1. People are needy.
I'm still trying to grasp at how true this first one is. Yes, this is a diner and we can make substitutions and omit things to your liking, but we are not your grandmother, so we can't make whatever you want however you want. We also have four other tables to attend to, so I can't keep running back and forth at your bidding when you could've just told me when I asked you the first time.
2. Please tip your server.
Not tipping isn't illegal and won't get you in any sort of trouble, but servers unfortunately make way less than minimum wage - $3 an hour on average, actually. And many of us have kids to feed and bills to pay. So please, please, please, tip your server. We aren't expecting you to tip up 100% of your check, but 10-20% is very much appreciated. It's good to keep in mind to only order if you are able to afford to leave a decent tip after.
3. Don't judge people.
I must admit, even as severs, we have our biases, too. But through experiences and observing my other coworkers, it's not the best idea to judge a book by its cover. The person who orders the cheapest thing on the menu might end up giving you the biggest tip you've ever received.

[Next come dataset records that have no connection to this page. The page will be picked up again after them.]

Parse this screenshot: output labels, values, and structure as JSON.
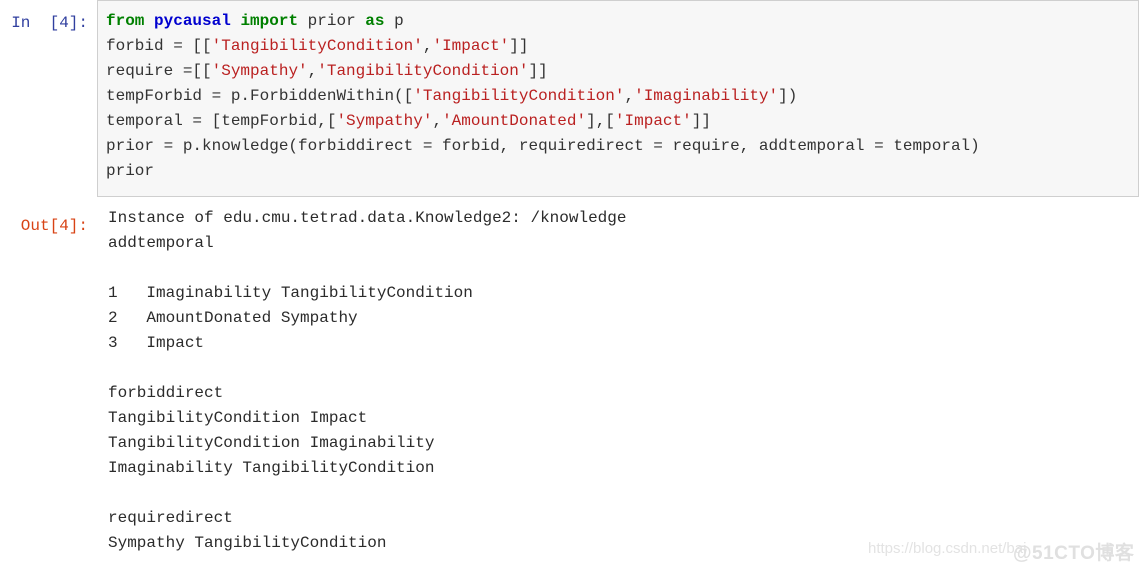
{
  "notebook": {
    "input_cell": {
      "prompt": "In  [4]:",
      "language": "python",
      "code_lines": [
        [
          {
            "t": "from ",
            "c": "kw"
          },
          {
            "t": "pycausal ",
            "c": "mod"
          },
          {
            "t": "import ",
            "c": "kw"
          },
          {
            "t": "prior ",
            "c": "pl"
          },
          {
            "t": "as ",
            "c": "kw"
          },
          {
            "t": "p",
            "c": "pl"
          }
        ],
        [
          {
            "t": "forbid = [[",
            "c": "pl"
          },
          {
            "t": "'TangibilityCondition'",
            "c": "str"
          },
          {
            "t": ",",
            "c": "pl"
          },
          {
            "t": "'Impact'",
            "c": "str"
          },
          {
            "t": "]]",
            "c": "pl"
          }
        ],
        [
          {
            "t": "require =[[",
            "c": "pl"
          },
          {
            "t": "'Sympathy'",
            "c": "str"
          },
          {
            "t": ",",
            "c": "pl"
          },
          {
            "t": "'TangibilityCondition'",
            "c": "str"
          },
          {
            "t": "]]",
            "c": "pl"
          }
        ],
        [
          {
            "t": "tempForbid = p.ForbiddenWithin([",
            "c": "pl"
          },
          {
            "t": "'TangibilityCondition'",
            "c": "str"
          },
          {
            "t": ",",
            "c": "pl"
          },
          {
            "t": "'Imaginability'",
            "c": "str"
          },
          {
            "t": "])",
            "c": "pl"
          }
        ],
        [
          {
            "t": "temporal = [tempForbid,[",
            "c": "pl"
          },
          {
            "t": "'Sympathy'",
            "c": "str"
          },
          {
            "t": ",",
            "c": "pl"
          },
          {
            "t": "'AmountDonated'",
            "c": "str"
          },
          {
            "t": "],[",
            "c": "pl"
          },
          {
            "t": "'Impact'",
            "c": "str"
          },
          {
            "t": "]]",
            "c": "pl"
          }
        ],
        [
          {
            "t": "prior = p.knowledge(forbiddirect = forbid, requiredirect = require, addtemporal = temporal)",
            "c": "pl"
          }
        ],
        [
          {
            "t": "prior",
            "c": "pl"
          }
        ]
      ],
      "plain_code": "from pycausal import prior as p\nforbid = [['TangibilityCondition','Impact']]\nrequire =[['Sympathy','TangibilityCondition']]\ntempForbid = p.ForbiddenWithin(['TangibilityCondition','Imaginability'])\ntemporal = [tempForbid,['Sympathy','AmountDonated'],['Impact']]\nprior = p.knowledge(forbiddirect = forbid, requiredirect = require, addtemporal = temporal)\nprior"
    },
    "output_cell": {
      "prompt": "Out[4]:",
      "lines": [
        "Instance of edu.cmu.tetrad.data.Knowledge2: /knowledge",
        "addtemporal",
        "",
        "1   Imaginability TangibilityCondition",
        "2   AmountDonated Sympathy",
        "3   Impact",
        "",
        "forbiddirect",
        "TangibilityCondition Impact",
        "TangibilityCondition Imaginability",
        "Imaginability TangibilityCondition",
        "",
        "requiredirect",
        "Sympathy TangibilityCondition"
      ]
    }
  },
  "watermarks": {
    "url": "https://blog.csdn.net/bai",
    "brand": "@51CTO博客"
  },
  "colors": {
    "keyword": "#008000",
    "module": "#0000cf",
    "string": "#ba2121",
    "plain": "#333333",
    "prompt_in": "#303f9f",
    "prompt_out": "#d84315",
    "cell_bg": "#f7f7f7",
    "cell_border": "#cfcfcf",
    "page_bg": "#ffffff"
  }
}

4. Servers are people, too.
Like I said earlier, many of us have kids to feed and bills to pay. We might also be in school or work two, maybe even three, jobs. We're on our feet for eight hours out of the day from this one job alone. We also have feelings and bad days, too, which often times, customers seem to forget. Sometimes the mistakes made aren't even our fault. We may do our part, but there are other people involved in getting your food orders, like the cooks and sometimes expeditors. Please have a little sympathy, especially on a busy day, because you don't know what we've been through.
5. We are not your mother.
This is pretty much self-explanatory for anyone who has ever worked in the food service industry, but like I said, your server is not your mother. Yes, we are required to clean up after you, but don't make it harder for us than it needs to be. Just avoid a big mess if you can, because apparently that's harder for people than it should be.